Data streaming software architecture

Hi,

I’m trying to make a driver and user-land application for streaming data to or from a PCI Express card (but never in both directions at the same time). I’ll focus on data flow in read case:
Camera -> DMA1 -> board RAM -> DMA2 -> PCI Express bus -> PC RAM -> PC hard disk
There are multiple cameras and the maximum amount of data they would generate is 240MB, three times per second (720MB/s in total).
So, before investing time I wanted to ask for suggestions as to how to design my software on PC side for this kind of streaming.

DMA on PCIe card supports scatter/gather mode and, although it supports 64bit addresses, that part is not so great because I can’t really use 64bit address directly. I have to divide it, and write upper 32bits in some register and then provide lower 32bits on the bus. So DMA in S/G can work properly as long as upper 32bits are constant.
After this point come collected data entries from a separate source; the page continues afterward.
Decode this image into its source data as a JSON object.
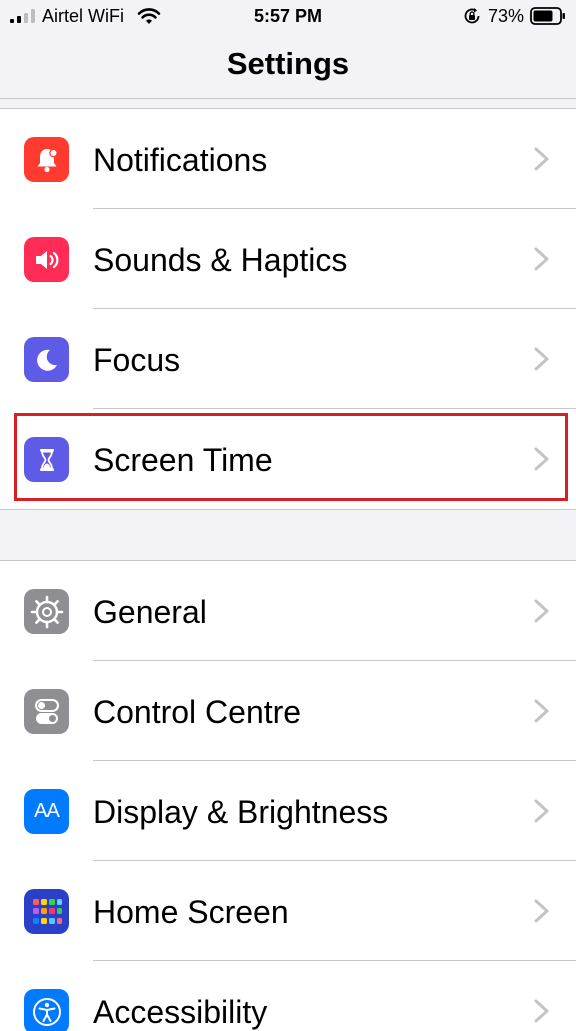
{
  "status_bar": {
    "carrier": "Airtel WiFi",
    "time": "5:57 PM",
    "battery_percent": "73%",
    "icons": [
      "signal-icon",
      "wifi-icon",
      "orientation-lock-icon",
      "battery-icon"
    ]
  },
  "nav": {
    "title": "Settings"
  },
  "groups": [
    {
      "items": [
        {
          "label": "Notifications",
          "icon": "bell-icon",
          "color": "#ff3b30"
        },
        {
          "label": "Sounds & Haptics",
          "icon": "speaker-icon",
          "color": "#ff2d55"
        },
        {
          "label": "Focus",
          "icon": "moon-icon",
          "color": "#5e5ce6"
        },
        {
          "label": "Screen Time",
          "icon": "hourglass-icon",
          "color": "#5e5ce6",
          "highlighted": true
        }
      ]
    },
    {
      "items": [
        {
          "label": "General",
          "icon": "gear-icon",
          "color": "#8e8e93"
        },
        {
          "label": "Control Centre",
          "icon": "toggles-icon",
          "color": "#8e8e93"
        },
        {
          "label": "Display & Brightness",
          "icon": "text-size-icon",
          "color": "#007aff",
          "glyph": "AA"
        },
        {
          "label": "Home Screen",
          "icon": "app-grid-icon",
          "color": "#2c3fc7"
        },
        {
          "label": "Accessibility",
          "icon": "accessibility-icon",
          "color": "#007aff"
        }
      ]
    }
  ],
  "colors": {
    "background": "#f2f2f7",
    "separator": "#c8c7cc",
    "chevron": "#c4c4c7",
    "highlight_border": "#d61f26"
  }
}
Otherwise, I’d have to stop the DMA and set that register again which defeats the purpose of S/G I guess.

Anyway, I had this idea:

  • allocate two 240MB buffers in application
  • use IO completion ports API, ReadFile/WriteFile and switch between the two buffers
  • since the hard disk I have is capable of reads and writes up to 120MB/s, I’d just save first 25MB or so from the stream buffer on each WriteFile until I get a better disk

Initially I thought I’d issue many small read requests (32KB or so) to the driver but then it would always create S/G lists so perhaps it’s better to have application pass the two pointers before starting the stream, driver then locks the memory and creates two S/G lists and sends them to the device. That way S/G lists are transferred only once and memory is unlocked after the stream stops. Then I found SetFileIoOverlappedRange function which does the memory-locking so if I got it right, I don’t have to do MmGetSystemAddressForMdlSafe inside my driver?

It’s kind of messy concept in my head so I hope someone can clear this up for me.

Thanks.

xxxxx@gmail.com wrote:

I’m trying to make a driver and user-land application for streaming data to or from a PCI Express card (but never in both directions at the same time). I’ll focus on data flow in read case:
Camera -> DMA1 -> board RAM -> DMA2 -> PCI Express bus -> PC RAM -> PC hard disk
There are multiple cameras and the maximum amount of data they would generate is 240MB, three times per second (720MB/s in total).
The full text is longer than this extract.